Researchers have created a new type of heart pump inserted with a catheter to improve the survival rate for infants undergoing a series of surgeries to correct a deadly birth defect.
The researchers are developing a "viscous impeller pump" for children born with univentricular circulation, a congenital heart disease that is the leading cause of death from birth defects in the first year of a child's life, said Steven Frankel, a Purdue University professor of mechanical engineering.
The innovation also might be used for temporarily treating adults with the disease.
The human heart normally contains two pumps, or ventricles: one circulates oxygenated blood throughout the body, and the other, less powerful, ventricle circulates deoxygenated blood to the lungs.

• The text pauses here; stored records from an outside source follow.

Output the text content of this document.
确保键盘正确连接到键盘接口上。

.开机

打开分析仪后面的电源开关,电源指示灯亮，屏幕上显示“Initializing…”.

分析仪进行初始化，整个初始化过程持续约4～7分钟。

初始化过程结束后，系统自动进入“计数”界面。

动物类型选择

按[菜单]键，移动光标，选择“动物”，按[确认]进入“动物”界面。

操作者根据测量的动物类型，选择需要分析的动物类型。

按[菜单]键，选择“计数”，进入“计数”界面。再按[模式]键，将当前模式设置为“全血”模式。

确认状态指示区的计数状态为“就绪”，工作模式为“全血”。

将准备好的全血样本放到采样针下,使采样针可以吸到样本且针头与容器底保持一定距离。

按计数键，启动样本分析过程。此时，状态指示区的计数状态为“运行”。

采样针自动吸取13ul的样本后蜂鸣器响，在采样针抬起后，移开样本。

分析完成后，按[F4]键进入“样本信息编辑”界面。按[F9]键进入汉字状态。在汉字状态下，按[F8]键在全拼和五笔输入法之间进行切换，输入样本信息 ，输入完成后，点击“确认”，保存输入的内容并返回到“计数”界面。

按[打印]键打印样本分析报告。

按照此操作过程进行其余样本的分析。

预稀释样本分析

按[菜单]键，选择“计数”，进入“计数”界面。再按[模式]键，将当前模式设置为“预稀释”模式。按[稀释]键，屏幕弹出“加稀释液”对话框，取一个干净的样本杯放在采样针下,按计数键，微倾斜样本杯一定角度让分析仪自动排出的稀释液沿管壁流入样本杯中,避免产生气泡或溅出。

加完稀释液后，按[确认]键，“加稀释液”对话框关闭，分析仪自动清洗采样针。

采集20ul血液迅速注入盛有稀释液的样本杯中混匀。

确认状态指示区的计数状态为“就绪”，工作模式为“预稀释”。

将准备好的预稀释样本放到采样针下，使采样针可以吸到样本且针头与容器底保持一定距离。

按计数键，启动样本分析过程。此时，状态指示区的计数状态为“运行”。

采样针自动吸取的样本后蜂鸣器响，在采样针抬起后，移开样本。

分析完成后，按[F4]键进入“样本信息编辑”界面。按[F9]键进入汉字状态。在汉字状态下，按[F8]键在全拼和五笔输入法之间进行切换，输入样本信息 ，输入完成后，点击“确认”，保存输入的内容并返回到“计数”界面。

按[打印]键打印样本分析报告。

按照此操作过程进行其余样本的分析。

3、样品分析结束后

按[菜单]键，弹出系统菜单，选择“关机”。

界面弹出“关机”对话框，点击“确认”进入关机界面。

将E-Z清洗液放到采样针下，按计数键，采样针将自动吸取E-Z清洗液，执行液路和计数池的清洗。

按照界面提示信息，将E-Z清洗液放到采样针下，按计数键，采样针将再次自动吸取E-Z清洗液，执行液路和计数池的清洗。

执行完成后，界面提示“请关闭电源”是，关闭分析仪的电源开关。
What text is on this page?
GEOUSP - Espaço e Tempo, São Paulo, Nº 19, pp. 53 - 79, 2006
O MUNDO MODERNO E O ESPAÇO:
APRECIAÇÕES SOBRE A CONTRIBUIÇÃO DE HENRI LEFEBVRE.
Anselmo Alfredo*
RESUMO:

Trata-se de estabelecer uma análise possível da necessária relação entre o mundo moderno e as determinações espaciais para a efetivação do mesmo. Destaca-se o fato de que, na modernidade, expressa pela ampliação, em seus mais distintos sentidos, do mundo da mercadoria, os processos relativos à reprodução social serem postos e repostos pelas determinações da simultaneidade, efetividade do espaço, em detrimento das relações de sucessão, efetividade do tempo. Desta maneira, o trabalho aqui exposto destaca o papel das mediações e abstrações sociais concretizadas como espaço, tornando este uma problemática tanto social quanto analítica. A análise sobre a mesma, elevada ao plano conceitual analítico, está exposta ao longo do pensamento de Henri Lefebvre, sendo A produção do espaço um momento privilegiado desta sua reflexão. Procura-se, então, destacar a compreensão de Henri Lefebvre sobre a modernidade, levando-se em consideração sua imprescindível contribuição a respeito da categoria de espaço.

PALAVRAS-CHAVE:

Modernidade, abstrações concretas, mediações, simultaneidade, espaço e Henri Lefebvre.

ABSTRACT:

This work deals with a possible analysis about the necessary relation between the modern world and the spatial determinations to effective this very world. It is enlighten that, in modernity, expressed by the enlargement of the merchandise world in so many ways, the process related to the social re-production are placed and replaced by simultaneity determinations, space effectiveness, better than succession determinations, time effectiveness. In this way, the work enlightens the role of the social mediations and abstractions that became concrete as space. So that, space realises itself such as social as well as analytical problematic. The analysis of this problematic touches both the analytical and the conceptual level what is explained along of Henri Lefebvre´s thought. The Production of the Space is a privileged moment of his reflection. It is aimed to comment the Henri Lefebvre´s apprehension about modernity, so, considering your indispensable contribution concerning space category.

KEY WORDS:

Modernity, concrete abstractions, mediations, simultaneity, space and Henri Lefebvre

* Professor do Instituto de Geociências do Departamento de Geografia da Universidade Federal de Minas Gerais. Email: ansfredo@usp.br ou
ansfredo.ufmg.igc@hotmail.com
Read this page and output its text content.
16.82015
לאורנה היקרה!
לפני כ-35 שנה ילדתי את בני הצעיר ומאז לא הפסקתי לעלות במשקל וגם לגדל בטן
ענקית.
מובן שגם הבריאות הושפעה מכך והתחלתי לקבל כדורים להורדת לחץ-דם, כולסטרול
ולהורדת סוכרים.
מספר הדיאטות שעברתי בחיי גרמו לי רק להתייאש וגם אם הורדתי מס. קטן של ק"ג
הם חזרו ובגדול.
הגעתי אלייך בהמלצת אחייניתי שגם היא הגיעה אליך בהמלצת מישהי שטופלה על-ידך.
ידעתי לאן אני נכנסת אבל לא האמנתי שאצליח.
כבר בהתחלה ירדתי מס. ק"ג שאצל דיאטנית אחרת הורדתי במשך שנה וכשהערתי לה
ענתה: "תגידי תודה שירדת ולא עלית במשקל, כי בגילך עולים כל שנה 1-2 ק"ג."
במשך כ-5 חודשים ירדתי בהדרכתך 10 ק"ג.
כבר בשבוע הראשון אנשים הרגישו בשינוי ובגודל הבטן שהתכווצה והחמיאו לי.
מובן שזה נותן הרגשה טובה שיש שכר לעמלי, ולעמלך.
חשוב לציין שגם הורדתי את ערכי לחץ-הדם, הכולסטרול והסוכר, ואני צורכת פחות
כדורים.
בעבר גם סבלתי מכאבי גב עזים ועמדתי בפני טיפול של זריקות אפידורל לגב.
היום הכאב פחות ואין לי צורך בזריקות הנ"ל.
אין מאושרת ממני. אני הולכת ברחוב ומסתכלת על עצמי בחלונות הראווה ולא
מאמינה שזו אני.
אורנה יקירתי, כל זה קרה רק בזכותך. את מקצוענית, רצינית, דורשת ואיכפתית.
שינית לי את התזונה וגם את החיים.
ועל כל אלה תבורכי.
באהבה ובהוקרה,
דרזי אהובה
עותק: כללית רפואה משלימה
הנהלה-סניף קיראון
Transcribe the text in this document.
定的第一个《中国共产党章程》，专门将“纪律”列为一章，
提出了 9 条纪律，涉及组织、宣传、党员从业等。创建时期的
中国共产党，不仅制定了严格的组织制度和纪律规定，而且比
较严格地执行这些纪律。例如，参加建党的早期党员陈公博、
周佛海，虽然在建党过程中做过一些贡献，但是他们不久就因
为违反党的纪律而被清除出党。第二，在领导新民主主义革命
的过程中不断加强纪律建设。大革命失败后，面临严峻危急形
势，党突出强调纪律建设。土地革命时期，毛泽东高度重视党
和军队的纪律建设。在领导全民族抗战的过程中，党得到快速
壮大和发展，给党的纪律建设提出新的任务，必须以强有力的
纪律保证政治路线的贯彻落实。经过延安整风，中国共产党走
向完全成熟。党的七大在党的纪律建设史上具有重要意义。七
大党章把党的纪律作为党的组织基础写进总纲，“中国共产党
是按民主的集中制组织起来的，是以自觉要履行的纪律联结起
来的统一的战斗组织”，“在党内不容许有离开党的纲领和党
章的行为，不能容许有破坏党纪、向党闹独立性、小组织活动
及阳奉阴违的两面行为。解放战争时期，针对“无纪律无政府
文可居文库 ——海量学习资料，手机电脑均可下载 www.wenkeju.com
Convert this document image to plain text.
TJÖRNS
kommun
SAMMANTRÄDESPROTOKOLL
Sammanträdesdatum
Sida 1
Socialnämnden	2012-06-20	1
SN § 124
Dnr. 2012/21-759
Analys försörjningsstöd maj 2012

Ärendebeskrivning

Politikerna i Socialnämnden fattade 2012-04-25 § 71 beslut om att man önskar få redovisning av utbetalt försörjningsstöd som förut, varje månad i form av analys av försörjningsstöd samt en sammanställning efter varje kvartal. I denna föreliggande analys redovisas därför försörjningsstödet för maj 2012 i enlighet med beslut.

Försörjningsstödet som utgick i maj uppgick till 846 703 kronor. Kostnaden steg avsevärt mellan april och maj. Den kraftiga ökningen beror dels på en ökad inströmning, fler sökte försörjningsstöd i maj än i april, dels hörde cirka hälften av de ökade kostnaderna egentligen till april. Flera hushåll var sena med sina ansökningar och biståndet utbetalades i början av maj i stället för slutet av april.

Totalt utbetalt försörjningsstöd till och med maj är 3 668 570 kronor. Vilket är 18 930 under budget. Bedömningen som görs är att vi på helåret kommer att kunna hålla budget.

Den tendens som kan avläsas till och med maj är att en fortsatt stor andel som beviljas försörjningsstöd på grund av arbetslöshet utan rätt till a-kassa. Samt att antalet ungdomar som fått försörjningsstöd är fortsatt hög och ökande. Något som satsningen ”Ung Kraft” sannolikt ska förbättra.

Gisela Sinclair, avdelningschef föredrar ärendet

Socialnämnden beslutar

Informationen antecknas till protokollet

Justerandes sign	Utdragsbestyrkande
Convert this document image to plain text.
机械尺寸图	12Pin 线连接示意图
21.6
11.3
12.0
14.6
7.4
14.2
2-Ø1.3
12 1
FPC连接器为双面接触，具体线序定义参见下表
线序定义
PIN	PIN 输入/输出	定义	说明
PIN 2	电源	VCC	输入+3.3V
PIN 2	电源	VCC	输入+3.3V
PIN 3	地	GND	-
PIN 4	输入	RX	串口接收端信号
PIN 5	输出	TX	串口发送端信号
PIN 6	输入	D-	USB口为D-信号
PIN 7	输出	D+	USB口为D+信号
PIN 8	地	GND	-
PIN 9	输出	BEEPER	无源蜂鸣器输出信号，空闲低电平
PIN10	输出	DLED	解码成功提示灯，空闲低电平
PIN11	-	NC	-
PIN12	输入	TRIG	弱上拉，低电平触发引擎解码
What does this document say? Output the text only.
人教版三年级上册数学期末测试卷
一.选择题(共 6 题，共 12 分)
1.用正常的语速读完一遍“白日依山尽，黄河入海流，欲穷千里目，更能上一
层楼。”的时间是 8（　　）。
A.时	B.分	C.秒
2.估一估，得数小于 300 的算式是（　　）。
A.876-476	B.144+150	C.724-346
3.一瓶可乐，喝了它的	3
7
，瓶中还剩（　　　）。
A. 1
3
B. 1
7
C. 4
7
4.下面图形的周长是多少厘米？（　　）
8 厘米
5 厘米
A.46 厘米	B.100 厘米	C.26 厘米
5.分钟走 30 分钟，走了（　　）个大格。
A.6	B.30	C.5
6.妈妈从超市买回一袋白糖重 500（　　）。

Babies born with the defect have only one functioning ventricle, but French surgeon Francois Fontan discovered more than three decades ago that the infants could survive on a single ventricle by restructuring the configuration of blood vessels called the inferior vena cava and superior vena cava. The infants must have a series of three open heart surgeries performed over a period of months or years because they are not be able to survive the shock of all three surgeries at once.
At least 30 percent of the babies do not survive the surgeries, called the Fontan procedures.
To improve the survival rate, Mark Rodefeld, a medical doctor and associate professor of surgery at the Indiana University School of Medicine, proposed in 2003 to provide a mechanical pump to assist the heart during surgery.
Such an innovation would make it possible to perform all three surgeries at the same time, while also providing a temporary heart-assist technology for adults who've had the surgeries, Frankel said.
"A big advantage of this pump is that it gets delivered through the skin with a catheter without open heart surgery," said Frankel, who is working with Rodefeld and other researchers at the IU School of Medicine, the University of Louisville and the Rose-Hulman Institute of Technology's Rose-Hulman Ventures, which is developing a prototype of the pump.
The researchers have received a $2.1 million, four-year grant from the National Institutes of Health's National Heart, Lung and Blood Institute to continue developing the heart pump. The research also involves graduate student Jeffrey R. Kennington and Jun Chen, a Purdue assistant professor of mechanical engineering.
Researchers plan to implant the new pump into a four-way intersection where the inferior and superior vena cavae meet the right and left pulmonary arteries. Once inserted with a catheter, the pump can be dramatically expanded, forming a shape that resembles two cones joined at the base. The device spins at about 10,000 rpm, connected via a slender cable to a small motor outside of the body.
Frankel and graduate student Travis Fisher originated the design, applying concepts from textbook fluid dynamics developed a century ago by Hungarian engineer Theodore von K-rm-n, founder of modern aerodynamics.
The researchers also found design inspiration from an unlikely source: cocktail umbrellas.
"A major challenge was, how do we get this into the body, and we thought of the cocktail umbrella," Frankel said. "It starts out flat and compact and then opens out with a similar shape, with upper and lower segments."
A pump is needed because relying on one ventricle reduces the heart's circulatory force.
"It's a weak circulatory system, so you don't get really good pumping into the lungs, and the oxygenated blood returning to the heart doesn't quite fill the ventricle to begin the cycle over again," Frankel said. "A patient right now who's walking around in their 20s, who had the surgery 20 years ago, may start having heart problems and need some support, either as a bridge to transplant or as a temporary means of support. This pump represents a way to do that in an outpatient setting. It is designed to be in the body for two weeks at most, almost like a disposable item."
The rotating device contains riblike grooves to efficiently pump blood. The design is promising because testing has shown that the rotating device causes minimal damage to red blood cells.
"Because it's larger than other experimental pumps, it doesn't have to spin as fast - a maximum of about 10,000 rpm compared to 50,000 for another experimental pump - so it causes less damage to blood cells," Frankel said. "It's like the gentle cycle in a washing machine."
Experiments at the University of Louisville that mimic the circulatory system show the degree of damage done to blood cells by the spinning pump is acceptable for clinical use. That work was conducted by U of L's Guruprasad A. Giridharan, an assistant professor in the Department of Bioengineering.
Findings were detailed in a research paper that appeared in September in the Journal of Thoracic and Cardiovascular Surgery. The paper was written by Rodefeld; former Purdue graduate student Brandon Coats; Fisher; Giridharan; Chen; John W. Brown, a surgeon at the IU School of Medicine and James Whitcomb Riley Hospital for Children; and Frankel.
Future work may involve the use of animals, with clinical studies in humans to hopefully follow, Frankel said.